Tu croyais que ce troisième voyage t’aiderait à comprendre, un peu plus, un peu mieux, ce pays si divers, si étrange. Mais le Sud semble être un autre pays que celui que tu connais déjà. La végétation plus luxuriante, les gens plus foncés, les religions réparties différemment. Et au lieu de s’éclairer, l’entremêlement des croyances, des coutumes et des superstitions te paraît inextricable.
Ce n’est qu’au bout de trois ou quatre jours, au prix d’une marche essoufflante à 2660 mètres d’altitude, ton visage brûlé par le soleil, puis d’un vagabondage en train à vapeur entre forêts et plantations de thé, que tu réussiras à t’ouvrir lentement à cette étrangeté.
Dans le jardin botanique, des étudiants et des jeunes militaires t’arrêteront pour te prendre en photo, c’est eux qui te demanderont d’où tu viens et quelle est ta religion ; et là, incompréhension totale, leur regard perdu dans le vide, ta vie sans croyance. Puis au détour du jardin japonais, une vieille femme de la tribu des Todas te serrera la main de ses doigts boucanés et émaciés. Un petit bout de rien, édentée, le visage serein encadré d’une sorte d’anglaises poivre et sel qui te font penser à des dreadlocks. Cette tribu, dont la religion remonte à la nuit des temps, vénère les buffles et pratique des libations au lait au lever et au coucher du soleil. Ils appellent l’au-delà auquel ils croient Le Grand Pays. On sait peu de choses sur ces Todas, si ce n’est qu’ils étaient polyandres et qu’ils ont leur propre langue, un artisanat encore vivace, et qu’il n’en resterait plus qu’un millier.

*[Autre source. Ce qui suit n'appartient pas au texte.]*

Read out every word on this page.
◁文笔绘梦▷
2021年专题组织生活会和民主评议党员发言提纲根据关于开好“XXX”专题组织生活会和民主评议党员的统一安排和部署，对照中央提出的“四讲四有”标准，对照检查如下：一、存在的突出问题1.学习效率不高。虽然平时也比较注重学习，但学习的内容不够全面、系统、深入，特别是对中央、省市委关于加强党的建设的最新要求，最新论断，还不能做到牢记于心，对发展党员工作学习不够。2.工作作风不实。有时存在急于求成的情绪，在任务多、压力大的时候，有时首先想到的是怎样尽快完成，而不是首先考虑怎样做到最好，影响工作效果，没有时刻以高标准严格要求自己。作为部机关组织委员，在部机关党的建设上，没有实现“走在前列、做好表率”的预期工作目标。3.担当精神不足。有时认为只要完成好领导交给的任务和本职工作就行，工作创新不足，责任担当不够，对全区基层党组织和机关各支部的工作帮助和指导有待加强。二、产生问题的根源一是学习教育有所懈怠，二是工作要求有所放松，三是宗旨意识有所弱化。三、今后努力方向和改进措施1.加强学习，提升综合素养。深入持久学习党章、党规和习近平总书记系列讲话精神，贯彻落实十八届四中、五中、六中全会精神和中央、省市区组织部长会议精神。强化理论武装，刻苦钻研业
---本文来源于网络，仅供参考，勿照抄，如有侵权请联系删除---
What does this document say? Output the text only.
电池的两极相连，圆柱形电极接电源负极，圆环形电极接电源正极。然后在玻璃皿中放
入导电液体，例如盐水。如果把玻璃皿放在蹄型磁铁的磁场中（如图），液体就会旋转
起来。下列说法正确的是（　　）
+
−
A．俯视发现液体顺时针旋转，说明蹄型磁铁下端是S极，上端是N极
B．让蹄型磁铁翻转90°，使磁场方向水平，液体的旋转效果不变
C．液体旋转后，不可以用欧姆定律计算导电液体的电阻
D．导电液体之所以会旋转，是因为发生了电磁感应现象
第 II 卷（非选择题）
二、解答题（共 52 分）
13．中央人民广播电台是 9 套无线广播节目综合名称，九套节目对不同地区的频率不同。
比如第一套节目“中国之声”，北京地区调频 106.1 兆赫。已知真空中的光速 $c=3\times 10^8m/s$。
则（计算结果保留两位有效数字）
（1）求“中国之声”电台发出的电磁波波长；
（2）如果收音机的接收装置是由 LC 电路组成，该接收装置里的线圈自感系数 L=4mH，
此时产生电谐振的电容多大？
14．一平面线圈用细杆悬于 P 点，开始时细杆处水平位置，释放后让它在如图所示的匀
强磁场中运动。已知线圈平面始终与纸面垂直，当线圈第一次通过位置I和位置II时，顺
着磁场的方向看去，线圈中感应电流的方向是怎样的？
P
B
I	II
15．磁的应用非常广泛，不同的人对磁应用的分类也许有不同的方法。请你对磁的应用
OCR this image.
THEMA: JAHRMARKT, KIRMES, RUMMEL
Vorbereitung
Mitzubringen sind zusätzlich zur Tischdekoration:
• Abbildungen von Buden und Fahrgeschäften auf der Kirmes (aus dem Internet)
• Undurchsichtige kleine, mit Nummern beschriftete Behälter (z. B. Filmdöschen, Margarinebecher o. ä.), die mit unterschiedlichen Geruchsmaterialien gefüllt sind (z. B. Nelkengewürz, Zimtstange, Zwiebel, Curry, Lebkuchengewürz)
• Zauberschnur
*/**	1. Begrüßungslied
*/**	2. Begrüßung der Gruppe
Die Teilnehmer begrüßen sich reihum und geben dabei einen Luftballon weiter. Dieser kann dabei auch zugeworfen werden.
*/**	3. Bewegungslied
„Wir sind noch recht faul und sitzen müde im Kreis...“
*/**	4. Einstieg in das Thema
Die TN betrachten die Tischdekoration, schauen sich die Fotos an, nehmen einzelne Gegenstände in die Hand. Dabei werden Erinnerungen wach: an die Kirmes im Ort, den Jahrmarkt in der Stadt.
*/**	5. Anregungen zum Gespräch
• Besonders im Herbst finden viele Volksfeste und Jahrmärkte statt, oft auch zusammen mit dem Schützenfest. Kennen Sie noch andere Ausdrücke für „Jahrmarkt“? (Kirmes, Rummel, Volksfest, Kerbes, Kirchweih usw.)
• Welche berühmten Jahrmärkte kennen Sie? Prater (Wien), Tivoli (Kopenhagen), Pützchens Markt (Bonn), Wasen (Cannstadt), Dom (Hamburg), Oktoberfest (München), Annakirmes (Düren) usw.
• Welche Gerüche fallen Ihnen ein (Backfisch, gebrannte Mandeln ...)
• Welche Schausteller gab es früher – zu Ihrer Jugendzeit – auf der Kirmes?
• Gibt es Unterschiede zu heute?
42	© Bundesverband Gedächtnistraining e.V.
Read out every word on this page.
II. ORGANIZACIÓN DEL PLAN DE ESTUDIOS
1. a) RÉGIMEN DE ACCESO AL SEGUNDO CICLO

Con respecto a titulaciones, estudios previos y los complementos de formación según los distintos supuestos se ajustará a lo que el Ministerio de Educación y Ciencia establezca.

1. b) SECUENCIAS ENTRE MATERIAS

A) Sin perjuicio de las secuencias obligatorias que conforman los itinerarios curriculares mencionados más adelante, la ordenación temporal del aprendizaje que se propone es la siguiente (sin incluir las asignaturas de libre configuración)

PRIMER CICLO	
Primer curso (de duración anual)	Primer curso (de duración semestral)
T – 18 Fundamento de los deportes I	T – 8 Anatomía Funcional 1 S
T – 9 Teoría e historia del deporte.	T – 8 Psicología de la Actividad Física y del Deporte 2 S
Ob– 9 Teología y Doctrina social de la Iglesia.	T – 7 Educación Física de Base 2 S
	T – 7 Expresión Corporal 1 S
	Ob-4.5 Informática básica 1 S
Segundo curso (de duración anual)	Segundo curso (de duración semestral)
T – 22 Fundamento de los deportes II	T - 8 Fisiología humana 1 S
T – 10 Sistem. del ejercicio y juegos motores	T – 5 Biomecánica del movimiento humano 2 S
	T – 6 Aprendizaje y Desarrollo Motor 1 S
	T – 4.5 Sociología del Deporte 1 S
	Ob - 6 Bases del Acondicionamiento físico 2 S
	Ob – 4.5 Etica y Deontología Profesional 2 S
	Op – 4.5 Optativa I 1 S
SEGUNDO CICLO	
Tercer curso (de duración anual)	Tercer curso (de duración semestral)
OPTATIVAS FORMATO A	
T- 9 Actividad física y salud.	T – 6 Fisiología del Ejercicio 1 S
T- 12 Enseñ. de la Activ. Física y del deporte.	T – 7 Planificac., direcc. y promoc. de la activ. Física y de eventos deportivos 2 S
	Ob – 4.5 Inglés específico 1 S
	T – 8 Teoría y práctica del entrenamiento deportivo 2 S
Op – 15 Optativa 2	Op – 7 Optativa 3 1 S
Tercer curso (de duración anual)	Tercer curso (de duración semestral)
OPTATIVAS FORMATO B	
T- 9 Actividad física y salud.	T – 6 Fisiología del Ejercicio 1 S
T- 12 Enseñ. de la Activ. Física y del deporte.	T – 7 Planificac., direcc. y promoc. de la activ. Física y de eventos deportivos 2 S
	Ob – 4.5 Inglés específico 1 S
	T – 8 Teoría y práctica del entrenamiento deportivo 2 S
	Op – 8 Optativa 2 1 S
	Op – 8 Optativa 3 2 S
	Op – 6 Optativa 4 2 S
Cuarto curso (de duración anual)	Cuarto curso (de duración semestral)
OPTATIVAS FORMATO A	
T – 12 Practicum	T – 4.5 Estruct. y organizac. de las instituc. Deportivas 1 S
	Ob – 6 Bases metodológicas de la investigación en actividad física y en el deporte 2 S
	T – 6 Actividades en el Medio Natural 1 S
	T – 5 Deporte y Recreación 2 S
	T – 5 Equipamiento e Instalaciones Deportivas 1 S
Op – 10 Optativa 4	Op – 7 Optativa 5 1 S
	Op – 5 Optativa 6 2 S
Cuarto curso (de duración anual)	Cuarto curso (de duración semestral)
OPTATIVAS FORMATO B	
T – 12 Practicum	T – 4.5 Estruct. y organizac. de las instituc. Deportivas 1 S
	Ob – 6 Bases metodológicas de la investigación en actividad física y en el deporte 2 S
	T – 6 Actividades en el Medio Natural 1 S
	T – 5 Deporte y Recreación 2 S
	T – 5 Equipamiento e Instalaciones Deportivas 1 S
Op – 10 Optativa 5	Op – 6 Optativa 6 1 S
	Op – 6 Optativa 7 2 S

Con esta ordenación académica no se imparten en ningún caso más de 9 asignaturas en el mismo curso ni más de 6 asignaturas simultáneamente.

Tu t’es alors souvenue d’Amrita Sher-Gil qui, lors de son premier voyage dans le Sud de l’Inde, écrivait : « I love South India . I find the people recall the figures of Ajanta. I wish I could live and work here all my life ! ». Tu aurais voulu voir cette Inde du Sud d’il y a 80 ans. Avant que la pollution, les conflits ou les tsunamis ne la dévastent. Cette Inde au sol d’ocre et à la végétation vert d’émeraude, parsemée de petites huttes d’argile rouge couvertes de feuilles de palmiers, où, en 1937, il n’y avait encore presque pas d’Européens. Voir le palais de Mattancherry, à Cochin, désert. Pouvoir observer longuement les fresques de Shiva et retrouver les scènes érotiques qu’elle dit avoir dessinées, dans une lettre du 25 janvier 1937 : les jeux amoureux entre Krishna et des Gopîs. Ou ces silhouettes de femmes du temple de Madurai qu’elle trouvait admirables. Fascinantes. Mais tu es loin de cette « extraordinaire atmosphère ». Alors, comme à chaque fois, tu te poses des questions sur le sens de ces voyages. Et tu oses presque prononcer le mot de déception.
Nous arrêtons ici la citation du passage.